Les traits tirés, Binate attend son tour, recroquevillée dans son fauteuil. « Un monsieur m’a hébergé pendant deux nuits, puis il m’a dit de venir ici. J’ai dormi dehors, j’ai mal au ventre, je suis fatiguée », raconte la petite Ivoirienne de 31 ans, arrivée en France cinq jours plus tôt. Pour elle, comme pour la grande majorité des gens qui visitent le Caso, c’est le lieu le seul accessible aux soins. En effet, les barrières à l’ouverture du droit aux soins ne manquent pas pour les personnes de nationalité étrangère (97 % des bénéficiaires Caso). Depuis 2020, les habitants de Seine-Saint-Denis doivent physiquement demander l’assistance médicale de l’État (AME) auprès d’un guichet unique à La Courneuve. Pour se rendre à la porte de cette caisse d’assurance maladie particulière, il faut un rendez-vous qui peut être obtenu en appelant le 36 46. Mais il faut souvent plusieurs tentatives et un attente infinie pour avoir quelqu’un au bout du fil et obtenir une date de dépliant… Et une fois la demande d’AME acceptée, il faut prendre rendez-vous, cette fois en ligne, pour obtenir sa carte Récupérer. « Pour ceux qui ne maîtrisent pas l’outil informatique, c’est tout simplement impossible. De plus, il n’y a pas d’interprète sur place pour informer les non-francophones. Et pour les personnes ayant des problèmes de santé, il peut être difficile de joindre les deux bouts. Enfin, il faut savoir que de nombreux médecins de ville refusent l’AME, arguant que les délais de remboursement sont trop longs de la part de la sécurité sociale…  » déplore Lynda Boutaleb, coordinatrice du Caso de Saint-Denis.

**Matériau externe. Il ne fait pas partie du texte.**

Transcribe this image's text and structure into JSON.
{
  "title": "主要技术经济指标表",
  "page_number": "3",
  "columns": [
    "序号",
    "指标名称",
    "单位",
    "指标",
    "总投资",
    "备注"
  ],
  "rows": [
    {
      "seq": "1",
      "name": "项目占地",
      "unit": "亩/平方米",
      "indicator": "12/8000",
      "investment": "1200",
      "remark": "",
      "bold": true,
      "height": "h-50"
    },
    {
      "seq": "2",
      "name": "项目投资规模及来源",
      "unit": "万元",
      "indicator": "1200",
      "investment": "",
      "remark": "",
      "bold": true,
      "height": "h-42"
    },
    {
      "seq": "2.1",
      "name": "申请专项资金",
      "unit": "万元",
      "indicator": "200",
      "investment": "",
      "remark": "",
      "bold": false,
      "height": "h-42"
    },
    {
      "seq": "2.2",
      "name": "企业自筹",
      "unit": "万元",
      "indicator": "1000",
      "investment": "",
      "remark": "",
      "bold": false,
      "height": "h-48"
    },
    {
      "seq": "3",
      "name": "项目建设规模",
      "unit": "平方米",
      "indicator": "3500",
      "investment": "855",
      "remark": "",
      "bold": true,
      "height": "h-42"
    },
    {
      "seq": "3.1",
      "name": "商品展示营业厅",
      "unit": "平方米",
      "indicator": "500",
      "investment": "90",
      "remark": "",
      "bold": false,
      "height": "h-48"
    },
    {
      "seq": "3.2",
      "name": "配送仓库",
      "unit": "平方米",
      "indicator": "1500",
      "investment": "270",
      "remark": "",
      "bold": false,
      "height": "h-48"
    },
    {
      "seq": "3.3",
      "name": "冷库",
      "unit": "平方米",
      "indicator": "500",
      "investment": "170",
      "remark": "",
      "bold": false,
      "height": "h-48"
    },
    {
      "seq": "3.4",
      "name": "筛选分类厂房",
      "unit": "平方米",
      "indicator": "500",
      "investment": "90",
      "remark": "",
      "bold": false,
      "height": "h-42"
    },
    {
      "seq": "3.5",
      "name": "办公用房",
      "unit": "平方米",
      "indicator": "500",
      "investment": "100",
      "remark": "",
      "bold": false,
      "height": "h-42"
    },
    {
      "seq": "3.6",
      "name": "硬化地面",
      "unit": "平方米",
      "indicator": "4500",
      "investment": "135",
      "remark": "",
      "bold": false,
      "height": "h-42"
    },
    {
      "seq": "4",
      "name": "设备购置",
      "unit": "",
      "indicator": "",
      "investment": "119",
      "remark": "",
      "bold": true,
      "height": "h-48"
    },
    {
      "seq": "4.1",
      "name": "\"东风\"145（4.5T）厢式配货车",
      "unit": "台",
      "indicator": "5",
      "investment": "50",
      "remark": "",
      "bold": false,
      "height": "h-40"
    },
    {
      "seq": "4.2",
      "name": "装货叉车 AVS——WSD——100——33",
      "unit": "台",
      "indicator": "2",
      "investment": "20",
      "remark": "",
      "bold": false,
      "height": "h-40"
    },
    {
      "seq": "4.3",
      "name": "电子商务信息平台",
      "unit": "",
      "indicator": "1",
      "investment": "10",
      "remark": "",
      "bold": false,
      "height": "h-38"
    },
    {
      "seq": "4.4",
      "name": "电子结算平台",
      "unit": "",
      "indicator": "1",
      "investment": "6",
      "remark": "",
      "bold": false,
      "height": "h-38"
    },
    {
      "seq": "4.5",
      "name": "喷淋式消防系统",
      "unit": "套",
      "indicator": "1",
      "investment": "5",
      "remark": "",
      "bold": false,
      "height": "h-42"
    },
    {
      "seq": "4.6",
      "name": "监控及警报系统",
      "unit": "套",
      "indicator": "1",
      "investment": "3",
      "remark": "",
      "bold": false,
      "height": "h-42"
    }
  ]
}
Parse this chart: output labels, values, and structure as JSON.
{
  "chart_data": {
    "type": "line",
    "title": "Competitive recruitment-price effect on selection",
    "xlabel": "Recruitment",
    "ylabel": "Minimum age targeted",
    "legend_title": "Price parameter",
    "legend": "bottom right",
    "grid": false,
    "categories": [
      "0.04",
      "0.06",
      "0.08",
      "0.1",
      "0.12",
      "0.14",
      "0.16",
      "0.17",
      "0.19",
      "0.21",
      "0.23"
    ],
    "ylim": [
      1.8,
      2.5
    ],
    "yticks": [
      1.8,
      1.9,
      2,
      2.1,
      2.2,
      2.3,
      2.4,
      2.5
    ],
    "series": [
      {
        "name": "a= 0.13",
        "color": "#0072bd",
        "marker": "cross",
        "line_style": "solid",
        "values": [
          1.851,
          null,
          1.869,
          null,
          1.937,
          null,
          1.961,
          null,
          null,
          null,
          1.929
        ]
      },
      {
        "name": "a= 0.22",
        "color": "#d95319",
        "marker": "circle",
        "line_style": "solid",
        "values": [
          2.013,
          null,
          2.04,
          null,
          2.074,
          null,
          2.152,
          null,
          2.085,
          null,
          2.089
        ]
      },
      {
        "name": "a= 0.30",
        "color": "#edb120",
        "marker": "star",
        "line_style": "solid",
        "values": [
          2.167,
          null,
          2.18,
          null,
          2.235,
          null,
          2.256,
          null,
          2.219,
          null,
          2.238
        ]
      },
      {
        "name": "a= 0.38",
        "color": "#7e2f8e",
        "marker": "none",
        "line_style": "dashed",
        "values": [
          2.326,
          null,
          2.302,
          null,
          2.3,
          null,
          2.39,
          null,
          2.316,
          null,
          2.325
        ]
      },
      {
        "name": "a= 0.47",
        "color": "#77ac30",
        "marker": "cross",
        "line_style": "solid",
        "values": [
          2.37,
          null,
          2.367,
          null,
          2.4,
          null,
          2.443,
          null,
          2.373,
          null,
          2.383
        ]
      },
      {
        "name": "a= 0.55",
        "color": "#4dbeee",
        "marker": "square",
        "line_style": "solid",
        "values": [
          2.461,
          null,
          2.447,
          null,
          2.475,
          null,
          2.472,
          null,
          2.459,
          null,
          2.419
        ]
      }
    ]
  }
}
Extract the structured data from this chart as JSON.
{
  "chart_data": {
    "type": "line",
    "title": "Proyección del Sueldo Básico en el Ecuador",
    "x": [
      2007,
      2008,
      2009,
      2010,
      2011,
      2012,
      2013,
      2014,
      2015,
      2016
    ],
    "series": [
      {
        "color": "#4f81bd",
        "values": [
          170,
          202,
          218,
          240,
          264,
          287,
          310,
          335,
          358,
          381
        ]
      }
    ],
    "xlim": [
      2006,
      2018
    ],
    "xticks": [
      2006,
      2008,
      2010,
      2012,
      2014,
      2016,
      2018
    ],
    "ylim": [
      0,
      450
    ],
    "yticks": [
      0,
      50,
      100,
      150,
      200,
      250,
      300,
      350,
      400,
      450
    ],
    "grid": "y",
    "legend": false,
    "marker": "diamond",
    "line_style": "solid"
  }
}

Particularité de cet établissement de Médecins du Monde : il est le seul en France à bénéficier d’une délégation préfectorale aux personnes domiciliées. C’est normalement aux mairies de le faire, mais sans justificatif de rattachement certaines, comme à Paris, le refusent pour les personnes vivant dans des lieux informels. Or, sans adresse, pas d’accès à la protection sociale, aussi minime soit-elle ! « L’été dernier, nous avons reçu un monsieur qui a reçu son congé de l’hôpital après un accident du travail avec une amputation de la main et une attelle de hanche. Il était à la rue, n’avait pas de sécurité sociale et ne pouvait donc même pas faire changer ses pansements… », rapporte Lynda Boutaleb. Les personnes qui se rendent à Caso le font pour voir un médecin, mais aussi pour être guidées dans l’obtention de leurs droits. En raison des délais d’attente de trois mois sur le territoire pour obtenir l’AME, certains étrangers malades n’ont d’autre choix que de se rendre dans ce centre.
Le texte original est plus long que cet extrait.